No es una fotografía realista: el empeño por tomar casi todos los exteriores en la hora mágica, con la luz solar incidiendo desde el costado, vuelve casi abstracto el avance de la jornada en la que transcurre lo grueso de la acción y en la que los personajes reclaman del calor, porque nunca parece ser mediodía. Durante la tormenta, el interior del auto e incluso la luz que emana de sus faros son totalmente rojos, sin que quede muy claro la intencionalidad expresiva de ese gesto: ¿una alusión al infierno, o a cierta cercanía con un burdel, en una escena cargada de exaltación cristiana? Quizá sea para jugar con otros elementos rojos asociados con Leni –su sangre menstrual, las lastimaduras de su pierna debido al roce con la vegetación, las luces del hotel, su walkman, la alusión verbal al cuento de Caperucita Roja–.
Final de taller
El final de la película me dejó un poco la sensación de esas óperas primas damnificadas por alguno de esos atroces talleres de desarrollo de guion o de montaje asociados a algunos festivales, lo que no se corresponde con la experiencia y el talento de Paula Hernández. En forma bastante escolar, se plantan en la película algunas tensiones de Leni encarnadas en elementos específicos –que le gusta manejar pero el reverendo siempre piensa que todavía no está preparada, que tiene que escuchar el casete de Virus a escondidas y con auriculares– que van a contribuir a la resolución final. Medio que a santo de nada, ella descarga sobre el reverendo que no espera que él sea para ella una figura religiosa sino un padre –una observación, justamente, difícil de compartir, ya que, de todos los inconvenientes que pueda haber en ser hija de un personaje así, en todo caso él nunca deja de actuar como padre–.

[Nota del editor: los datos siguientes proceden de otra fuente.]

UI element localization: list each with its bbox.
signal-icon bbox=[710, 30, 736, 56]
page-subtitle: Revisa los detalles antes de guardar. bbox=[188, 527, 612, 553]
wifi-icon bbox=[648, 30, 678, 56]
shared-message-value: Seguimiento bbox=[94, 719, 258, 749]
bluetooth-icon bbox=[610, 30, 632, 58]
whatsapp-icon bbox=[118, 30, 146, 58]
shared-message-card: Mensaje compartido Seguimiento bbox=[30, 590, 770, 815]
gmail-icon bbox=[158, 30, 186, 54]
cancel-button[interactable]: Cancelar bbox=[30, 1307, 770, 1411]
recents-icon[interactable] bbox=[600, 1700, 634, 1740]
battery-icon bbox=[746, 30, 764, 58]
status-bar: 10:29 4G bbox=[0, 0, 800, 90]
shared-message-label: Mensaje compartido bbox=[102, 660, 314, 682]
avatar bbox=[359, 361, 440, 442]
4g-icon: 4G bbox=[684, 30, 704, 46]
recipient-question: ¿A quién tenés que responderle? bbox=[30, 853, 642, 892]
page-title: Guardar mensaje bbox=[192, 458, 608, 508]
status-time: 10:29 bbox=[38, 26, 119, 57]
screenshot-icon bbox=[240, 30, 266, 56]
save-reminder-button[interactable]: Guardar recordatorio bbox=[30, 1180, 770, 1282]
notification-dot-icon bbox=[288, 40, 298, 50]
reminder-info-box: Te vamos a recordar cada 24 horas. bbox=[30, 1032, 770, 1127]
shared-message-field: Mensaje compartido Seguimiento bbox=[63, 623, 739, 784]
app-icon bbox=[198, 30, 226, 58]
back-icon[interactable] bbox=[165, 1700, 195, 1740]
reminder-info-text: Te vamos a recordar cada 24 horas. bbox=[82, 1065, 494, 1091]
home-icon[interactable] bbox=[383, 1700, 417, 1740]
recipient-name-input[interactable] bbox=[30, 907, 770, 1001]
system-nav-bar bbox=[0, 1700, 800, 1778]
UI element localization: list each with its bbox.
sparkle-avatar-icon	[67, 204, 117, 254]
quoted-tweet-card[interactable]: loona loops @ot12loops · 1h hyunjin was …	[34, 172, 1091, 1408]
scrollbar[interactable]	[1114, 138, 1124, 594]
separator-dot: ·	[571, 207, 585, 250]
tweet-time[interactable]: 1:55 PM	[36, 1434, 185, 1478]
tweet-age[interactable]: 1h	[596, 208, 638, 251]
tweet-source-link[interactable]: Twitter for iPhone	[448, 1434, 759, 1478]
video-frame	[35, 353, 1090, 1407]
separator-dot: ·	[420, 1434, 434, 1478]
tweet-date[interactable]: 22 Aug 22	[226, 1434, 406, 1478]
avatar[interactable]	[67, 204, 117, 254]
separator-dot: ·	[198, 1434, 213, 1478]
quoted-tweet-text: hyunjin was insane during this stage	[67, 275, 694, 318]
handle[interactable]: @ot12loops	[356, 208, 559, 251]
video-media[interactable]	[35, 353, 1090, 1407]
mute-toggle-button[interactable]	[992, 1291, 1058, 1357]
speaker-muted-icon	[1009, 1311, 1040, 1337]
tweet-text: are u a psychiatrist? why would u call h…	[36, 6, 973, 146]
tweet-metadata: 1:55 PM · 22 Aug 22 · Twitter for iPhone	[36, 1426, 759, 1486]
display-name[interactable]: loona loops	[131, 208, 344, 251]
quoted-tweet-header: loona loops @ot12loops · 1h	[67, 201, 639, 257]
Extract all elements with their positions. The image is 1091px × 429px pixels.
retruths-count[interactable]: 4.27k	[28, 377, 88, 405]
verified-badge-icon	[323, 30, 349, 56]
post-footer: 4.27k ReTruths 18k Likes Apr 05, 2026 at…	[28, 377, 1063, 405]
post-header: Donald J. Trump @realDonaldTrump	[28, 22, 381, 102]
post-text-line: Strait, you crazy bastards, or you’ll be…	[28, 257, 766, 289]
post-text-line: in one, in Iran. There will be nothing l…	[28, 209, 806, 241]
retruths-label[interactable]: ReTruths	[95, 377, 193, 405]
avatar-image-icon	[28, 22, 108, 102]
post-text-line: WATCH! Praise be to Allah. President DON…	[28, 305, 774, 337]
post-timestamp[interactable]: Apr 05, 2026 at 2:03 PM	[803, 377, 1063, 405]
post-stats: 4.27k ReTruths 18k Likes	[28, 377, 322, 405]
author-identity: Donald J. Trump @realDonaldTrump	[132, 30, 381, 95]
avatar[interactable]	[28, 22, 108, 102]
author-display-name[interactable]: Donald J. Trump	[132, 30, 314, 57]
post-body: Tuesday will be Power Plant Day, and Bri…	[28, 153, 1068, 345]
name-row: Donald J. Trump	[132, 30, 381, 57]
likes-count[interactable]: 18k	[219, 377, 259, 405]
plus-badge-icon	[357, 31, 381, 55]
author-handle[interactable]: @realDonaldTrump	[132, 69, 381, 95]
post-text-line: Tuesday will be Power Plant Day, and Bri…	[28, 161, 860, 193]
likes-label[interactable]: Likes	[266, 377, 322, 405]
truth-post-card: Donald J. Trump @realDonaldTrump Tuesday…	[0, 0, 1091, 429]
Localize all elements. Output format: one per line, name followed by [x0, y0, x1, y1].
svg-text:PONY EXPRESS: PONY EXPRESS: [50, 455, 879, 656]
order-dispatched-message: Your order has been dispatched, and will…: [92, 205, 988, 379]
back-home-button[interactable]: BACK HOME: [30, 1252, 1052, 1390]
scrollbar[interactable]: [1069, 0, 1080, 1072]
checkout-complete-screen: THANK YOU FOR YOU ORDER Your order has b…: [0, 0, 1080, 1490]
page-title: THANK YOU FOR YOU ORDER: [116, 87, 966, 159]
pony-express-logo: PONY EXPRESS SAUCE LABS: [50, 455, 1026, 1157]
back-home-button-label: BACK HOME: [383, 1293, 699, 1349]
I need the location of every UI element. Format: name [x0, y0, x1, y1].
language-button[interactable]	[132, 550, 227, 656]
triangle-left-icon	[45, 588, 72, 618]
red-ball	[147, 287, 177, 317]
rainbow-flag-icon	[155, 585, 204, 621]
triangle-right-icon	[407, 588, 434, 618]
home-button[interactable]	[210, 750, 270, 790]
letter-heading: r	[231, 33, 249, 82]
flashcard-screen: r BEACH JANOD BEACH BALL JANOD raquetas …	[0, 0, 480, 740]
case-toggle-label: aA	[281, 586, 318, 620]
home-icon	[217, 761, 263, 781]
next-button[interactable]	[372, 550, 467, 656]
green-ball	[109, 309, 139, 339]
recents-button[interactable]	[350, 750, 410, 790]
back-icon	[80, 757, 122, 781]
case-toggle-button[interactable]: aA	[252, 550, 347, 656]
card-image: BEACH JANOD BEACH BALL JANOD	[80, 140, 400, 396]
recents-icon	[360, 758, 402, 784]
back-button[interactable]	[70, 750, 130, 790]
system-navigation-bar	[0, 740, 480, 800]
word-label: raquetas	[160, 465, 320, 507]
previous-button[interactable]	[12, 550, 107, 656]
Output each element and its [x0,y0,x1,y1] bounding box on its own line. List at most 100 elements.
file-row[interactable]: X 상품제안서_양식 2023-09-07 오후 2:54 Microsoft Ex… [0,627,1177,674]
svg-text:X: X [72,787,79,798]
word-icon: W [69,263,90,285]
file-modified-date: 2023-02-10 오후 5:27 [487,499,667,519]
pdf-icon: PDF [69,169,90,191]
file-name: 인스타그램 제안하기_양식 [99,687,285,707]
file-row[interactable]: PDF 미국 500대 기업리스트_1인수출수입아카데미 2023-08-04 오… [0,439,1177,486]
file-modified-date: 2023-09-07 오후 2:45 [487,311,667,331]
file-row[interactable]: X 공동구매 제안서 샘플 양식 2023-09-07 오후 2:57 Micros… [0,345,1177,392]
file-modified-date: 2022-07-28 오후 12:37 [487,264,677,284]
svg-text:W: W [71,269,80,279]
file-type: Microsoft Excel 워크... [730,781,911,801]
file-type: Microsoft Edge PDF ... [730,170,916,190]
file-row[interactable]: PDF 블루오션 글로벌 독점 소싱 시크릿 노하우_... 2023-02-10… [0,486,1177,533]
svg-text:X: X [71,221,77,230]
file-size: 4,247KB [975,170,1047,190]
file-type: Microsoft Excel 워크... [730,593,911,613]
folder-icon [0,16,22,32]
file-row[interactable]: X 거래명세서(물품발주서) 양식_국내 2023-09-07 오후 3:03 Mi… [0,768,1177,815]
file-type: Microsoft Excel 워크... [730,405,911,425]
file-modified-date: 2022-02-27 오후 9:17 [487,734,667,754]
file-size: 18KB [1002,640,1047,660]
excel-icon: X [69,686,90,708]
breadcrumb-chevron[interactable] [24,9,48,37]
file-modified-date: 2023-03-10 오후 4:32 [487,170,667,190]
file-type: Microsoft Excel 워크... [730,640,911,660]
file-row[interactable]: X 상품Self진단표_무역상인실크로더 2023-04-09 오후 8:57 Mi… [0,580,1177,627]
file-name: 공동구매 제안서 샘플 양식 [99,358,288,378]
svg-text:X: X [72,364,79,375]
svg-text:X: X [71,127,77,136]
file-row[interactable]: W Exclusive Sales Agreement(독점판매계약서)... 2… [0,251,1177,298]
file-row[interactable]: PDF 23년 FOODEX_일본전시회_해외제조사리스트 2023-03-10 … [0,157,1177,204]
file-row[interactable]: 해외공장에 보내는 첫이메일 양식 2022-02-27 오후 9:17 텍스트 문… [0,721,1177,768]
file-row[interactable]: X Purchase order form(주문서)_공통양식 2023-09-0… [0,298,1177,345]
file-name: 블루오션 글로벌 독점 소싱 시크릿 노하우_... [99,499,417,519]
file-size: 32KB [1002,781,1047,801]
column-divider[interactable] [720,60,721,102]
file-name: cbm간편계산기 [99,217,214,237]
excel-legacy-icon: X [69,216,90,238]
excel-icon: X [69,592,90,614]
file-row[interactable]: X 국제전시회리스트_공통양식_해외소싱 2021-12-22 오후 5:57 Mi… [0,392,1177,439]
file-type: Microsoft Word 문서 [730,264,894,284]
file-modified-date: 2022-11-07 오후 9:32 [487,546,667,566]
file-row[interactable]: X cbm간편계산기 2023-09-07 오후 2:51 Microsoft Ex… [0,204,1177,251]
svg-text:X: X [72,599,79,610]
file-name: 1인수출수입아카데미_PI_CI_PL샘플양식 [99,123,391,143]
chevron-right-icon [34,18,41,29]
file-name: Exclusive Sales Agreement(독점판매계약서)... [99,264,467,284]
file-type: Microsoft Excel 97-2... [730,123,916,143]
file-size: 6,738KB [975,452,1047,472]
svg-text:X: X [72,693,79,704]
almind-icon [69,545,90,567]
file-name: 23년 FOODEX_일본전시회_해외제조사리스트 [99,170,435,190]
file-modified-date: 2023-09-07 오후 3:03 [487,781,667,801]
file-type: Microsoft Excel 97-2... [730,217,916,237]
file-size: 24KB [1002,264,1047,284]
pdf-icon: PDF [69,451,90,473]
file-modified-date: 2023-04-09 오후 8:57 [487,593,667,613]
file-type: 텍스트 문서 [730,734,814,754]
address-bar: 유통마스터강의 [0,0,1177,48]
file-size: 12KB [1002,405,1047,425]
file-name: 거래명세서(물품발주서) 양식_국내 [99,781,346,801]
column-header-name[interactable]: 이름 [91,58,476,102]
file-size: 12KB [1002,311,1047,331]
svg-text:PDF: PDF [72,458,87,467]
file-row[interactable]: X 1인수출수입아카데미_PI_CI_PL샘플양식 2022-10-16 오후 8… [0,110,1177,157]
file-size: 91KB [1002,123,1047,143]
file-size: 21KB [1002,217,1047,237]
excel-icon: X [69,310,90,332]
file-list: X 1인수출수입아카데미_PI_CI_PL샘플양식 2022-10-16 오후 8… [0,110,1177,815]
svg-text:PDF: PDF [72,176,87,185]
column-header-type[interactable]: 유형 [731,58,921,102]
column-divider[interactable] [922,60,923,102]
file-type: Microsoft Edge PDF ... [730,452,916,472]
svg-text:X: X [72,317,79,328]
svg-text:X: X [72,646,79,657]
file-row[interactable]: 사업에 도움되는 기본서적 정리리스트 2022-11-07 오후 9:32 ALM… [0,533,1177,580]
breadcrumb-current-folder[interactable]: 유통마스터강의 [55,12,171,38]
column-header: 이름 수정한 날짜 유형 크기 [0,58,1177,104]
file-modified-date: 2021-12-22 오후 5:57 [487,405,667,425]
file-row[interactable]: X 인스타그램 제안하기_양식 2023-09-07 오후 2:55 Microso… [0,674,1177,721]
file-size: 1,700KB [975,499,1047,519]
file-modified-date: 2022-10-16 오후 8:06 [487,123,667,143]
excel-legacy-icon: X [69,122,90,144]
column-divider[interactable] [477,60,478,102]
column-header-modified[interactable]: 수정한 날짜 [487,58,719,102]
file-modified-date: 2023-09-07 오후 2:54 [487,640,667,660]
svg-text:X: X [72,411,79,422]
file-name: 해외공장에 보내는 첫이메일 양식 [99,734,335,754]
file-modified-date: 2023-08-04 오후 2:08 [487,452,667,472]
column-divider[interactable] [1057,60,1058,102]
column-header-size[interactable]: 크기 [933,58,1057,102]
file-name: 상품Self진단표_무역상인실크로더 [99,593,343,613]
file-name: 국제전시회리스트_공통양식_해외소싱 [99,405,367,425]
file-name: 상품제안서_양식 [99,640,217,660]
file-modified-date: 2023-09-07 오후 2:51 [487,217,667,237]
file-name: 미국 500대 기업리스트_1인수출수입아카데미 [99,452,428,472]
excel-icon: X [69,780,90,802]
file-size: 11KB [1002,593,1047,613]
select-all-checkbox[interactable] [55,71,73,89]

Luego de eso viene, también medio salido de la nada, un final tipo “liberación femenina”, en que la heroína sale confiada mirando el horizonte con la perspectiva de un futuro mejor que, a partir de ahora, se insinúa, estará pautado por ella y no por alguna figura patriarcal. Podría ser que esa decisión estuviera motivada por el sermón de Pearson al borde del río, en el que dijo que no hay que dejar para mañana las aspiraciones que uno tiene hoy, pero no hay nada en la anécdota central de la película que parezca motivar esa decisión de liberación en ese momento concreto. Pero parece ser como la imposición de un final-final, tipo clásico, para una historia que no conduce ahí. Además, la metáfora de la carretera (a modo de futuro abierto) queda particularmente empobrecida en una película de carretera. Es un problema que compromete un poco el cómputo final de la película, sin quitar lo mucho que tiene de interesante la vivencia de todo lo previo.
El viento que arrasa, Argentina/Uruguay, 2023. En Cinemateca y Sala B del Auditorio Nelly Goitiño del Sodre.